Although not age-comparable, conservative measures, including steroid infiltration, did not yield satisfactory results in our patient. Subsequently, shock wave therapy led to significant and sustained pain relief. Radial shock waves spread low-energy waves diffusely, stimulating cytokine production in the cells, increasing cellular metabolism, and improving tissue perfusion in the treated region, thereby promoting the healing process. The application is usually mildly painful. Shock wave therapy is an effective and safe, noninvasive procedure in the treatment of tendinopathies [20], with the most experience in the foot area being in the treatment of chronic plantar fasciitis with good results [21]. There are two case reports of targeted use in painful Os peroneum syndrome [22, 23], but to our knowledge, no reports exist on shock wave treatment for Os tibiale externum syndrome.

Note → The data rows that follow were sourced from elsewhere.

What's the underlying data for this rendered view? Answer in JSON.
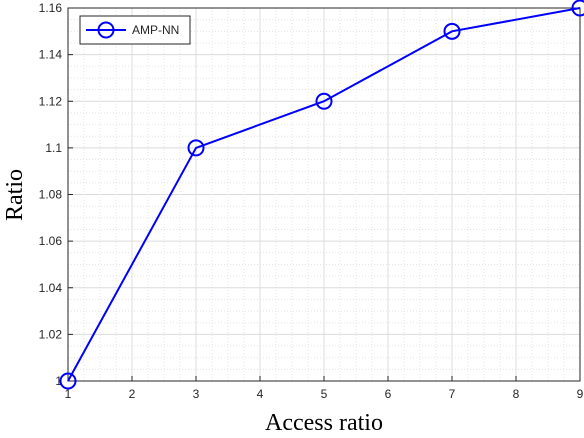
{
  "chart_data": {
    "type": "line",
    "x": [
      1,
      3,
      5,
      7,
      9
    ],
    "series": [
      {
        "name": "AMP-NN",
        "color": "#0000ff",
        "values": [
          1.0,
          1.1,
          1.12,
          1.15,
          1.16
        ]
      }
    ],
    "xlim": [
      1,
      9
    ],
    "xticks": [
      1,
      2,
      3,
      4,
      5,
      6,
      7,
      8,
      9
    ],
    "ylim": [
      1,
      1.16
    ],
    "yticks": [
      1,
      1.02,
      1.04,
      1.06,
      1.08,
      1.1,
      1.12,
      1.14,
      1.16
    ],
    "xlabel": "Access ratio",
    "ylabel": "Ratio",
    "grid": true,
    "legend": "upper left"
  }
}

Surgical tendon reconstruction was not indicated in our case, as MRI did not reveal any tearing or rupture of the tibialis posterior tendon. If no improvement had been observed after the shock wave treatment, we would have advised the patient to undergo surgical intervention, as surgical procedures either through isolated excision of the ossicle or with tendon reconstruction according to Kidner show good results with a low complication rate [24].
Conclusion
In cases of medioplantar foot pain and the presence of a Type II Os tibiale externum, an accessory navicular syndrome should be considered in the differential diagnosis. A flattening of the foot arch can be the underlying cause, which can be corrected with customized shoe inserts. Inflammatory reactions in the region of the Os tibiale externum and the tibialis posterior tendon can be managed with immobilization, antiinflammatory medication, steroid infiltration, and shock wave therapy. In our case, complete and sustained symptom relief was achieved only after shock wave therapy. In the therapeutic cascade for treating symptomatic Os tibiale externum, the option of shock wave therapy should be considered before surgical intervention, provided there is no rupture of the tibialis posterior tendon.
Conflict of interest statement
The authors declare no competing interest.
Funding
This research did not receive any specific grant from funding agencies in the public, commercial or not-for-profit sectors.